The supply of parts and materials was seen by attendees as the biggest challenge for MRO. This was no surprise to Skaff. Republic now operates at around 90% of its capacity in terms of block-hour production and deployed fleet. “If our demand is lower than what it was two or three years ago, we are still dramatically challenged with consistent sources of supply,” he said.
One method the airline has adopted to navigate this challenge is growing its supplier-surveillance strategies, using monitoring tools to track the health of suppliers. “If we do see a supply disruption, we’re at the front end of that versus after we tap out our current inventory,” Skaff said. “We are also asking our suppliers to partner, and we’re trying to understand what their supply chain look like—this entails supply-chain mapping,” he noted. “We want to understand where they’re sourcing their material, whether it’s raw material or finished goods. We want to understand what their labor footprint looks like.”

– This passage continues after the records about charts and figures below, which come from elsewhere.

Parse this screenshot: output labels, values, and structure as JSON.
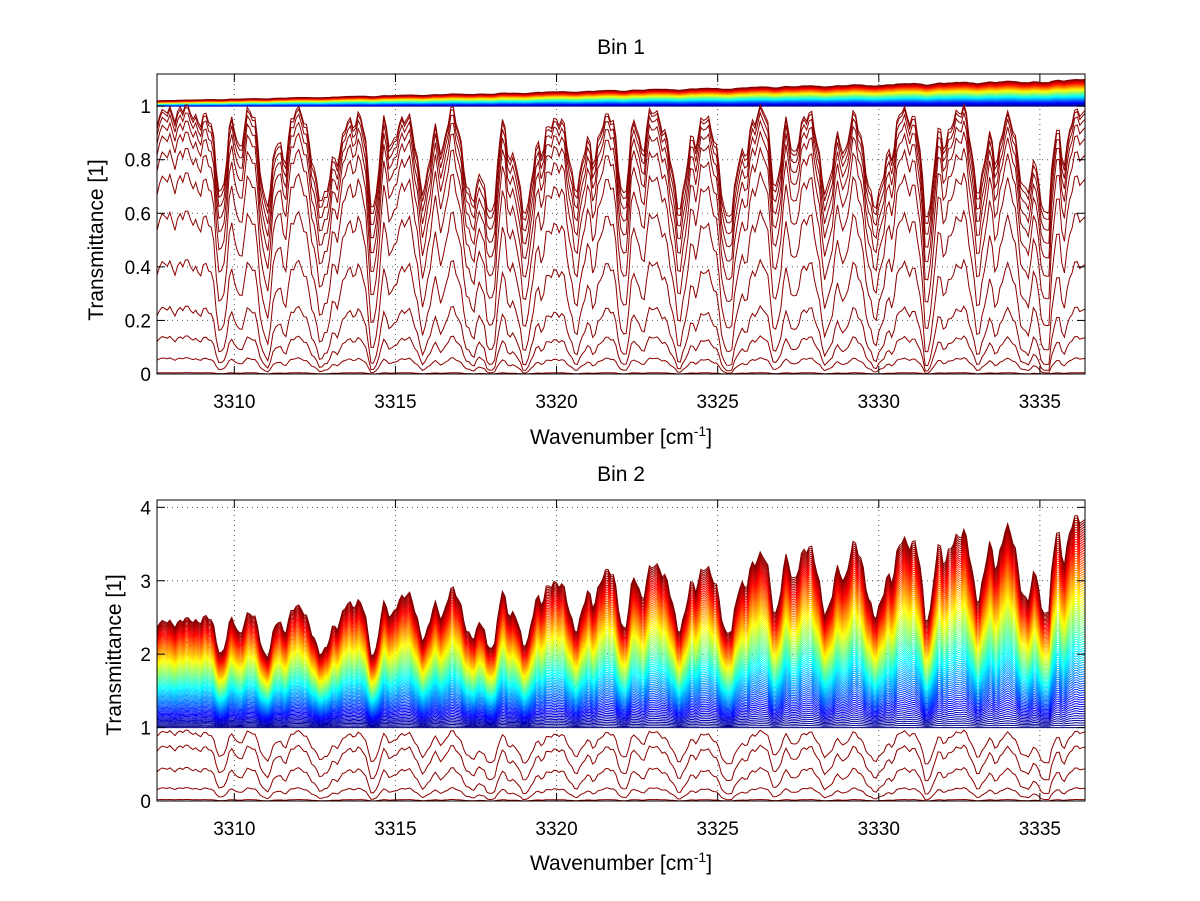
{
  "chart_data": [
    {
      "type": "line",
      "title": "Bin 1",
      "xlabel": "Wavenumber [cm",
      "xlabel_sup": "-1",
      "xlabel_close": "]",
      "ylabel": "Transmittance [1]",
      "xlim": [
        3307.6,
        3336.4
      ],
      "ylim": [
        0,
        1.12
      ],
      "xticks": [
        3310,
        3315,
        3320,
        3325,
        3330,
        3335
      ],
      "xtick_labels": [
        "3310",
        "3315",
        "3320",
        "3325",
        "3330",
        "3335"
      ],
      "yticks": [
        0,
        0.2,
        0.4,
        0.6,
        0.8,
        1
      ],
      "ytick_labels": [
        "0",
        "0.2",
        "0.4",
        "0.6",
        "0.8",
        "1"
      ],
      "grid": true,
      "colormap": "jet",
      "absorption_lines": [
        3309.6,
        3311.0,
        3312.7,
        3314.3,
        3315.9,
        3317.4,
        3318.0,
        3319.0,
        3320.6,
        3322.1,
        3323.8,
        3325.3,
        3326.8,
        3328.4,
        3329.9,
        3331.5,
        3333.1,
        3334.6,
        3335.2
      ],
      "series_levels_low": [
        0.005,
        0.06,
        0.14,
        0.25,
        0.42,
        0.6,
        0.74,
        0.83,
        0.89,
        0.93,
        0.96,
        0.98,
        0.99
      ],
      "saturated_band": {
        "bottom": 1.0,
        "top_start": 1.02,
        "top_end": 1.1,
        "count": 45
      }
    },
    {
      "type": "line",
      "title": "Bin 2",
      "xlabel": "Wavenumber [cm",
      "xlabel_sup": "-1",
      "xlabel_close": "]",
      "ylabel": "Transmittance [1]",
      "xlim": [
        3307.6,
        3336.4
      ],
      "ylim": [
        0,
        4.1
      ],
      "xticks": [
        3310,
        3315,
        3320,
        3325,
        3330,
        3335
      ],
      "xtick_labels": [
        "3310",
        "3315",
        "3320",
        "3325",
        "3330",
        "3335"
      ],
      "yticks": [
        0,
        1,
        2,
        3,
        4
      ],
      "ytick_labels": [
        "0",
        "1",
        "2",
        "3",
        "4"
      ],
      "grid": true,
      "colormap": "jet",
      "absorption_lines": [
        3309.6,
        3311.0,
        3312.7,
        3314.3,
        3315.9,
        3317.4,
        3318.0,
        3319.0,
        3320.6,
        3322.1,
        3323.8,
        3325.3,
        3326.8,
        3328.4,
        3329.9,
        3331.5,
        3333.1,
        3334.6,
        3335.2
      ],
      "series_levels_low": [
        0.02,
        0.18,
        0.45,
        0.75,
        0.95
      ],
      "saturated_band": {
        "bottom": 1.0,
        "top_start": 2.45,
        "top_end": 3.9,
        "count": 90
      }
    }
  ]
}
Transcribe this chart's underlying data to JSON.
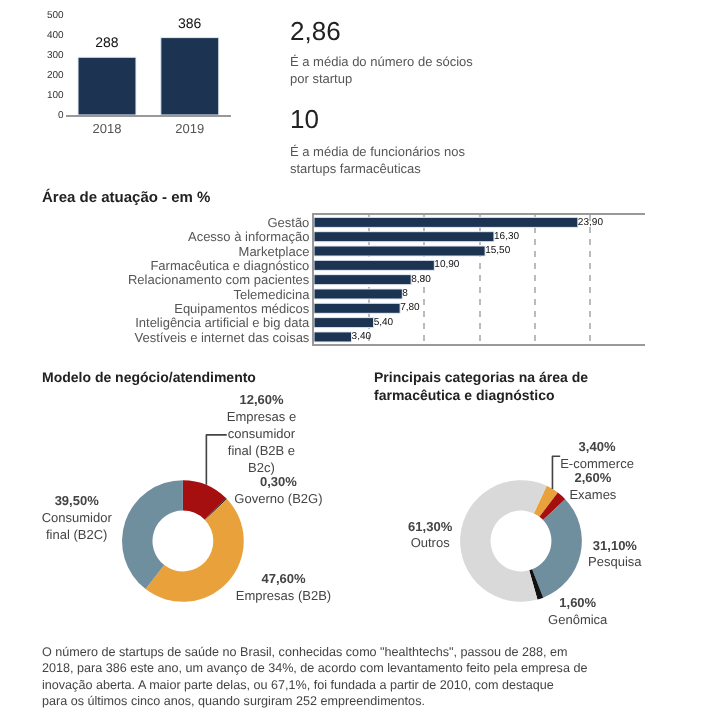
{
  "chart_data": [
    {
      "type": "bar",
      "categories": [
        "2018",
        "2019"
      ],
      "values": [
        288,
        386
      ],
      "color": "#1c3452",
      "ylim": [
        0,
        500
      ],
      "yticks": [
        0,
        100,
        200,
        300,
        400,
        500
      ],
      "data_labels": true,
      "grid": false
    },
    {
      "type": "other",
      "annotations": [
        "2,86",
        "É a média do número de sócios por startup",
        "10",
        "É a média de funcionários nos startups farmacêuticas"
      ]
    },
    {
      "type": "bar",
      "orientation": "horizontal",
      "title": "Área de atuação - em %",
      "categories": [
        "Gestão",
        "Acesso à informação",
        "Marketplace",
        "Farmacêutica e diagnóstico",
        "Relacionamento com pacientes",
        "Telemedicina",
        "Equipamentos médicos",
        "Inteligência artificial e big data",
        "Vestíveis e internet das coisas"
      ],
      "values": [
        23.9,
        16.3,
        15.5,
        10.9,
        8.8,
        8,
        7.8,
        5.4,
        3.4
      ],
      "value_labels": [
        "23,90",
        "16,30",
        "15,50",
        "10,90",
        "8,80",
        "8",
        "7,80",
        "5,40",
        "3,40"
      ],
      "color": "#1c3452",
      "xlim": [
        0,
        30
      ],
      "xticks": [
        {
          "value": 0,
          "label": null
        },
        {
          "value": 5,
          "label": null
        },
        {
          "value": 10,
          "label": null
        },
        {
          "value": 15,
          "label": null
        },
        {
          "value": 20,
          "label": null
        },
        {
          "value": 25,
          "label": null
        }
      ],
      "grid": "x",
      "tick_labels": "y"
    },
    {
      "type": "donut",
      "title": "Modelo de negócio/atendimento",
      "categories": [
        "Empresas e consumidor final (B2B e B2c)",
        "Governo (B2G)",
        "Empresas (B2B)",
        "Consumidor final (B2C)"
      ],
      "values": [
        12.6,
        0.3,
        47.6,
        39.5
      ],
      "value_labels": [
        "12,60%",
        "0,30%",
        "47,60%",
        "39,50%"
      ],
      "colors": [
        "#a50f0f",
        "#222222",
        "#e9a23b",
        "#6f8e9e"
      ]
    },
    {
      "type": "donut",
      "title": "Principais categorias na área de farmacêutica e diagnóstico",
      "categories": [
        "E-commerce",
        "Exames",
        "Pesquisa",
        "Genômica",
        "Outros"
      ],
      "values": [
        3.4,
        2.6,
        31.1,
        1.6,
        61.3
      ],
      "value_labels": [
        "3,40%",
        "2,60%",
        "31,10%",
        "1,60%",
        "61,30%"
      ],
      "colors": [
        "#e9a23b",
        "#a50f0f",
        "#6f8e9e",
        "#111111",
        "#d9d9d9"
      ]
    },
    {
      "type": "other",
      "annotations": [
        "O número de startups de saúde no Brasil, conhecidas como \"healthtechs\", passou de 288, em 2018, para 386 este ano, um avanço de 34%, de acordo com levantamento feito pela empresa de inovação aberta. A maior parte delas, ou 67,1%, foi fundada a partir de 2010, com destaque para os últimos cinco anos, quando surgiram 252 empreendimentos."
      ]
    }
  ]
}
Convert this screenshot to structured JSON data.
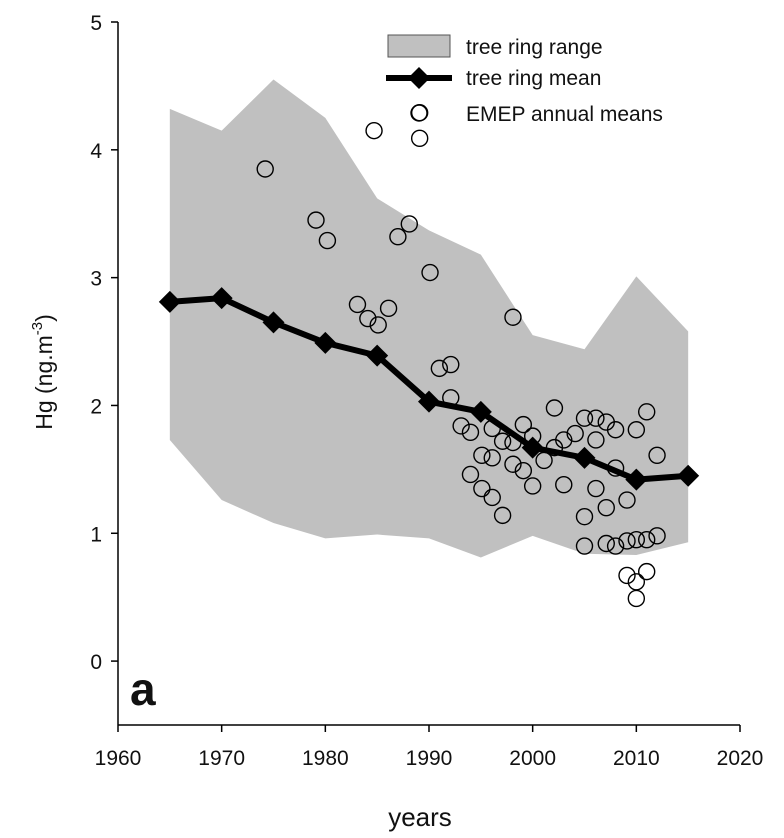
{
  "chart_data": {
    "type": "line",
    "panel_label": "a",
    "x_label": "years",
    "y_label_parts": [
      "Hg (ng.m",
      "-3",
      ")"
    ],
    "xlim": [
      1960,
      2020
    ],
    "xticks": [
      1960,
      1970,
      1980,
      1990,
      2000,
      2010,
      2020
    ],
    "ylim": [
      -0.5,
      5
    ],
    "yticks": [
      0,
      1,
      2,
      3,
      4,
      5
    ],
    "x": [
      1965,
      1970,
      1975,
      1980,
      1985,
      1990,
      1995,
      2000,
      2005,
      2010,
      2015
    ],
    "series": [
      {
        "name": "tree ring range",
        "color": "#c0c0c0",
        "values": [
          4.32,
          4.15,
          4.55,
          4.25,
          3.62,
          3.37,
          3.18,
          2.55,
          2.44,
          3.01,
          2.58
        ],
        "lower_values": [
          1.73,
          1.26,
          1.08,
          0.96,
          0.99,
          0.96,
          0.81,
          0.98,
          0.84,
          0.83,
          0.93
        ]
      },
      {
        "name": "tree ring mean",
        "color": "#000000",
        "values": [
          2.81,
          2.84,
          2.65,
          2.49,
          2.39,
          2.03,
          1.95,
          1.67,
          1.59,
          1.42,
          1.45
        ]
      }
    ],
    "scatter": {
      "name": "EMEP annual means",
      "color": "#000000",
      "x": [
        1974.2,
        1984.7,
        1989.1,
        1989.1,
        1979.1,
        1980.2,
        1988.1,
        1987.0,
        1990.1,
        1983.1,
        1984.1,
        1985.1,
        1986.1,
        1998.1,
        1991.0,
        1992.1,
        1992.1,
        1993.1,
        1994.0,
        1994.0,
        1995.1,
        1995.1,
        1996.1,
        1996.1,
        1996.1,
        1997.1,
        1997.1,
        1998.1,
        1998.1,
        1999.1,
        1999.1,
        2000.0,
        2000.0,
        2001.1,
        2002.1,
        2002.1,
        2003.0,
        2003.0,
        2004.1,
        2005.0,
        2005.0,
        2005.0,
        2006.1,
        2006.1,
        2006.1,
        2007.1,
        2007.1,
        2008.0,
        2008.0,
        2008.0,
        2009.1,
        2009.1,
        2010.0,
        2010.0,
        2010.0,
        2011.0,
        2011.0,
        2012.0,
        2012.0,
        2010.0,
        2009.1,
        2007.1,
        2011.0
      ],
      "values": [
        3.85,
        4.15,
        4.29,
        4.09,
        3.45,
        3.29,
        3.42,
        3.32,
        3.04,
        2.79,
        2.68,
        2.63,
        2.76,
        2.69,
        2.29,
        2.32,
        2.06,
        1.84,
        1.79,
        1.46,
        1.61,
        1.35,
        1.82,
        1.59,
        1.28,
        1.72,
        1.14,
        1.71,
        1.54,
        1.85,
        1.49,
        1.76,
        1.37,
        1.57,
        1.98,
        1.67,
        1.73,
        1.38,
        1.78,
        1.9,
        1.13,
        0.9,
        1.9,
        1.73,
        1.35,
        1.2,
        1.87,
        1.81,
        0.9,
        1.51,
        1.26,
        0.67,
        1.81,
        0.62,
        0.49,
        1.95,
        0.7,
        0.98,
        1.61,
        0.95,
        0.94,
        0.92,
        0.95
      ]
    }
  }
}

Benjamin Moreau, senior vice president for strategy and business development at AFI KLM E&M, said OEMs have limited access to alternative sources of parts, and this, along with the pandemic, has led to operators streamlining their inventory, resulting in no buffer. He said the airline-affiliated MRO is diversifying its supply base away from single sources. “We work on finding alternative sources such as [used serviceable material] and dismantling aircraft with matching engines,” he said, while also targeting a wider scope of parts repairs.
Barry Swift, senior vice president of supply chain at AJW Group, said the company has revaluated its relationship with its partners including the OEMs. “It has driven us to adopt a new level of detail on the way in which we discuss and manage the issues and risk-mitigation plans,” he explained. The company factors in the impact of the supply situation as well as the logistics constraints it incurs.